Enough is enough. We’re done with coming to our forum and seeing a small minority of “members” coming to post offensive and abusive posts.
And many of you seem to be participants of this behaviour.
(Yes we do read all of your other forums, and see how you enjoy causing trouble.)
So here’s the deal - either this stuff stops TODAY or WE WILL STOP ALL INTERACTION going forward.
This means everything - no podcast, no forum, no blog, nothing.
It really is up to you guys. But we don’t need this.’

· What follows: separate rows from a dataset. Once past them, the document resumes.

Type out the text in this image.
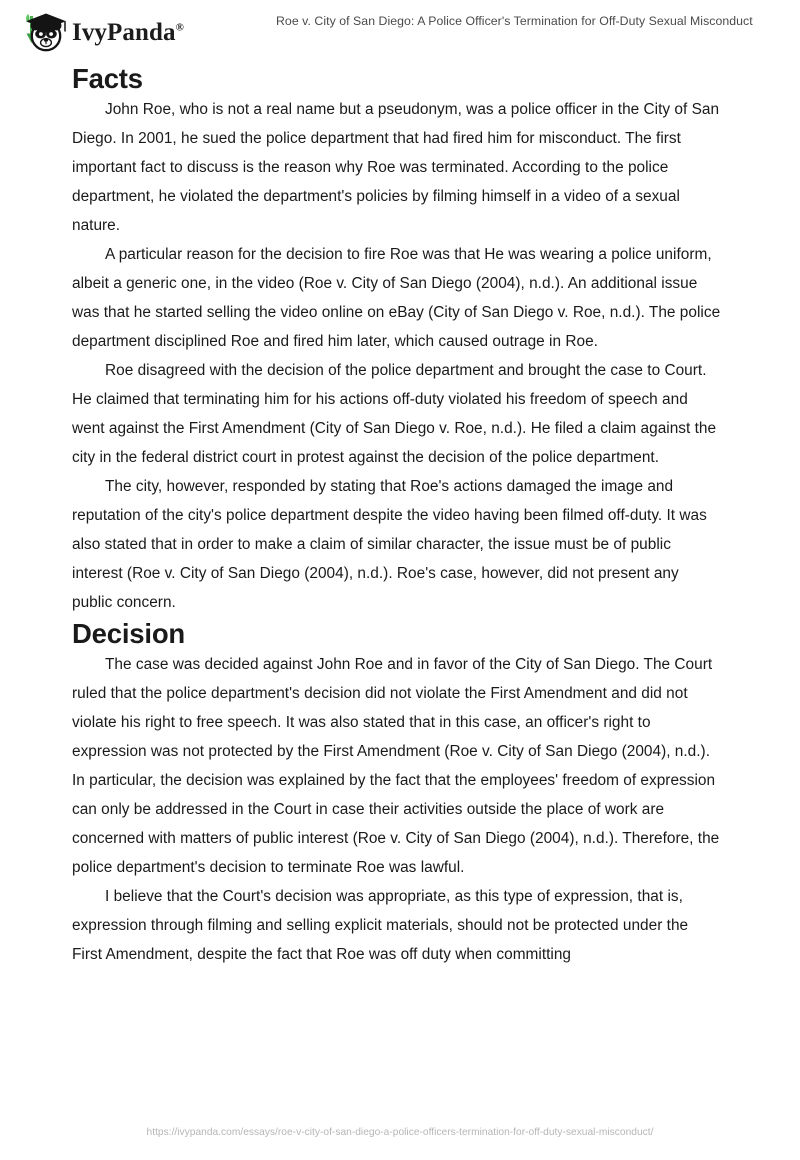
IvyPanda®	Roe v. City of San Diego: A Police Officer's Termination for Off-Duty Sexual Misconduct
Facts

John Roe, who is not a real name but a pseudonym, was a police officer in the City of San Diego. In 2001, he sued the police department that had fired him for misconduct. The first important fact to discuss is the reason why Roe was terminated. According to the police department, he violated the department's policies by filming himself in a video of a sexual nature.

A particular reason for the decision to fire Roe was that He was wearing a police uniform, albeit a generic one, in the video (Roe v. City of San Diego (2004), n.d.). An additional issue was that he started selling the video online on eBay (City of San Diego v. Roe, n.d.). The police department disciplined Roe and fired him later, which caused outrage in Roe.

Roe disagreed with the decision of the police department and brought the case to Court. He claimed that terminating him for his actions off-duty violated his freedom of speech and went against the First Amendment (City of San Diego v. Roe, n.d.). He filed a claim against the city in the federal district court in protest against the decision of the police department.

The city, however, responded by stating that Roe's actions damaged the image and reputation of the city's police department despite the video having been filmed off-duty. It was also stated that in order to make a claim of similar character, the issue must be of public interest (Roe v. City of San Diego (2004), n.d.). Roe's case, however, did not present any public concern.

Decision

The case was decided against John Roe and in favor of the City of San Diego. The Court ruled that the police department's decision did not violate the First Amendment and did not violate his right to free speech. It was also stated that in this case, an officer's right to expression was not protected by the First Amendment (Roe v. City of San Diego (2004), n.d.). In particular, the decision was explained by the fact that the employees' freedom of expression can only be addressed in the Court in case their activities outside the place of work are concerned with matters of public interest (Roe v. City of San Diego (2004), n.d.). Therefore, the police department's decision to terminate Roe was lawful.

I believe that the Court's decision was appropriate, as this type of expression, that is, expression through filming and selling explicit materials, should not be protected under the First Amendment, despite the fact that Roe was off duty when committing

https://ivypanda.com/essays/roe-v-city-of-san-diego-a-police-officers-termination-for-off-duty-sexual-misconduct/
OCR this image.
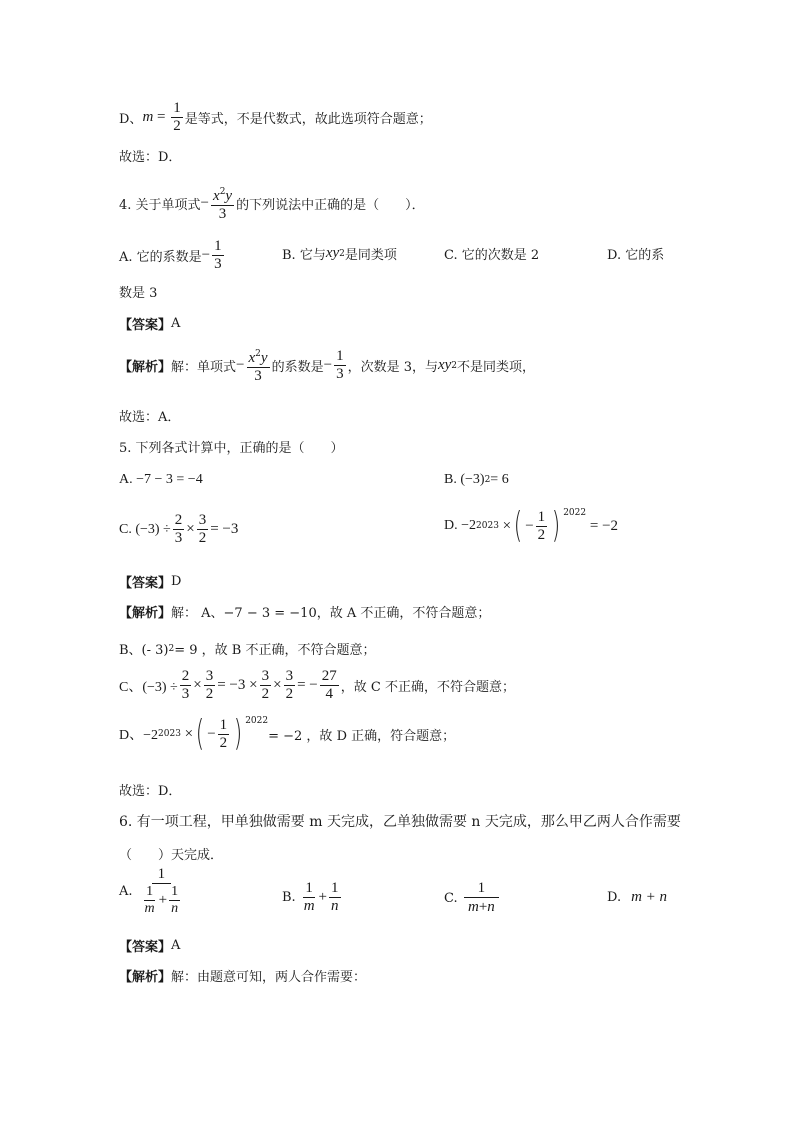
D、 $m = \frac{1}{2}$ 是等式，不是代数式，故此选项符合题意；
故选：D．
4. 关于单项式 − $\frac{x^2y}{3}$ 的下列说法中正确的是（　　）．
A. 它的系数是 − $\frac{1}{3}$	B. 它与 xy 2 是同类项	C. 它的次数是 2	D. 它的系
数是 3
【答案】 A
【解析】 解：单项式 − $\frac{x^2y}{3}$ 的系数是 − $\frac{1}{3}$ ，次数是 3，与 xy 2 不是同类项，
故选：A．
5. 下列各式计算中，正确的是（　　）
A. −7 − 3 = −4	B. (−3) 2 = 6
C. $(-3) \div \frac{2}{3} \times \frac{3}{2} = -3$	D. −2 2023 × ( − $\frac{1}{2}$ ) $^{2022}$
= −2
【答案】 D
【解析】 解： A、−7 − 3 = −10，故 A 不正确，不符合题意；
B、(- 3) 2 = 9 ，故 B 不正确，不符合题意；
C、$(-3) \div \frac{2}{3} \times \frac{3}{2} = -3 \times \frac{3}{2} \times \frac{3}{2}$ = − $\frac{27}{4}$ ，故 C 不正确，不符合题意；
D、−2 2023 × ( − $\frac{1}{2}$ ) $^{2022}$
= −2 ，故 D 正确，符合题意；
故选：D．
6. 有一项工程，甲单独做需要 m 天完成，乙单独做需要 n 天完成，那么甲乙两人合作需要
（　　）天完成．
A. $\frac{1}{\frac{1}{m} + \frac{1}{n}}$	B. $\frac{1}{m} + \frac{1}{n}$	C. $\frac{1}{m+n}$	D. m + n
【答案】 A
【解析】 解：由题意可知，两人合作需要：
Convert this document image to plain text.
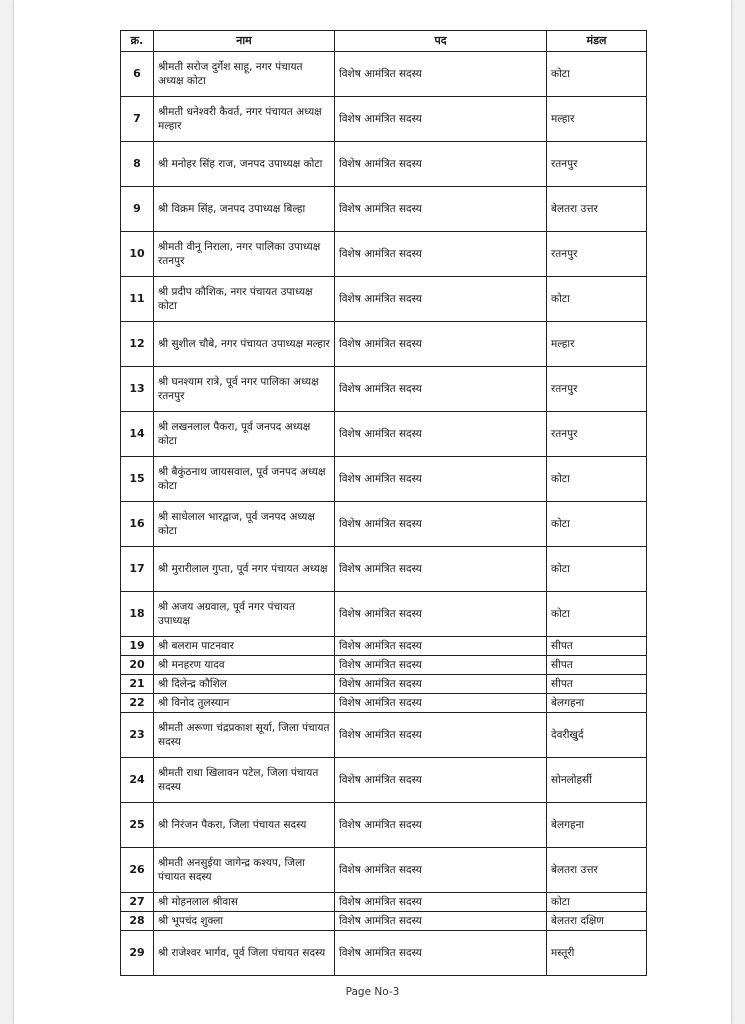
क्र.	नाम	पद	मंडल
6	श्रीमती सरोज दुर्गेश साहू, नगर पंचायत अध्यक्ष कोटा	विशेष आमंत्रित सदस्य	कोटा
7	श्रीमती धनेश्वरी कैवर्त, नगर पंचायत अध्यक्ष मल्हार	विशेष आमंत्रित सदस्य	मल्हार
8	श्री मनोहर सिंह राज, जनपद उपाध्यक्ष कोटा	विशेष आमंत्रित सदस्य	रतनपुर
9	श्री विक्रम सिंह, जनपद उपाध्यक्ष बिल्हा	विशेष आमंत्रित सदस्य	बेलतरा उत्तर
10	श्रीमती वीनू निराला, नगर पालिका उपाध्यक्ष रतनपुर	विशेष आमंत्रित सदस्य	रतनपुर
11	श्री प्रदीप कौशिक, नगर पंचायत उपाध्यक्ष कोटा	विशेष आमंत्रित सदस्य	कोटा
12	श्री सुशील चौबे, नगर पंचायत उपाध्यक्ष मल्हार	विशेष आमंत्रित सदस्य	मल्हार
13	श्री घनश्याम रात्रे, पूर्व नगर पालिका अध्यक्ष रतनपुर	विशेष आमंत्रित सदस्य	रतनपुर
14	श्री लखनलाल पैकरा, पूर्व जनपद अध्यक्ष कोटा	विशेष आमंत्रित सदस्य	रतनपुर
15	श्री बैकुंठनाथ जायसवाल, पूर्व जनपद अध्यक्ष कोटा	विशेष आमंत्रित सदस्य	कोटा
16	श्री साधेलाल भारद्वाज, पूर्व जनपद अध्यक्ष कोटा	विशेष आमंत्रित सदस्य	कोटा
17	श्री मुरारीलाल गुप्ता, पूर्व नगर पंचायत अध्यक्ष	विशेष आमंत्रित सदस्य	कोटा
18	श्री अजय अग्रवाल, पूर्व नगर पंचायत उपाध्यक्ष	विशेष आमंत्रित सदस्य	कोटा
19	श्री बलराम पाटनवार	विशेष आमंत्रित सदस्य	सीपत
20	श्री मनहरण यादव	विशेष आमंत्रित सदस्य	सीपत
21	श्री दिलेन्द्र कौशिल	विशेष आमंत्रित सदस्य	सीपत
22	श्री विनोद तुलस्यान	विशेष आमंत्रित सदस्य	बेलगहना
23	श्रीमती अरूणा चंद्रप्रकाश सूर्या, जिला पंचायत सदस्य	विशेष आमंत्रित सदस्य	देवरीखुर्द
24	श्रीमती राधा खिलावन पटेल, जिला पंचायत सदस्य	विशेष आमंत्रित सदस्य	सोनलोहर्सी
25	श्री निरंजन पैकरा, जिला पंचायत सदस्य	विशेष आमंत्रित सदस्य	बेलगहना
26	श्रीमती अनसुईया जागेन्द्र कश्यप, जिला पंचायत सदस्य	विशेष आमंत्रित सदस्य	बेलतरा उत्तर
27	श्री मोहनलाल श्रीवास	विशेष आमंत्रित सदस्य	कोटा
28	श्री भूपचंद शुक्ला	विशेष आमंत्रित सदस्य	बेलतरा दक्षिण
29	श्री राजेश्वर भार्गव, पूर्व जिला पंचायत सदस्य	विशेष आमंत्रित सदस्य	मस्तूरी
Page No-3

So, a developer which opened it’s arms to the community and encouraged a two way dialogue became subject to attack and general stupidity from it’s ‘fans’. In a industry that is very closed and on a very strict time table in terms of releasing information Criterion stepped up and involved the community by giving any information that was available. So yet again an attempt to foster community has resulted in immaturity and irresponsibility.
So even though these are isolated incidences it does have a pessimistic outlook for any future focus on community, it’s an ironic situation and something that I don’t think should be met with the excuse ‘It’s the internet, deal with it’. The internet has become as serious as the physical world and it is perhaps time that the inhabitants changed with that. The tools are there, lets use them correctly and actually benefit the experience we are meant to support or we could just make the umpteenth penis joke, it’s your call.
Lazlow out.
|
wow. wall of text. true wall of text, but wall of text :P
It's a wall so big it would make Germany blush.
my eyes have burst now from over-stimulation.
I agree with this. Stupid people do ruin things for everybody else. The thing is, you can't get rid of the immature and irresponsible people, they'll always be there.
I tend to think that, from experience with Dtoid, more community means building better tools in an ongoing way for the lifetime of that community. In the case of Sony I don't feel like they had the right policies, gameplay mechanics, or self-moderating infrastructure to make the LBP community unstoppable ... so they went with policing instead. It's a shame.
It’s the internet, deal with it.
Wow, didn't know that happened over at Criterion, that's so stupid though, they said paid DLC was coming ages ago, even though they did lie back in March about the Island being free.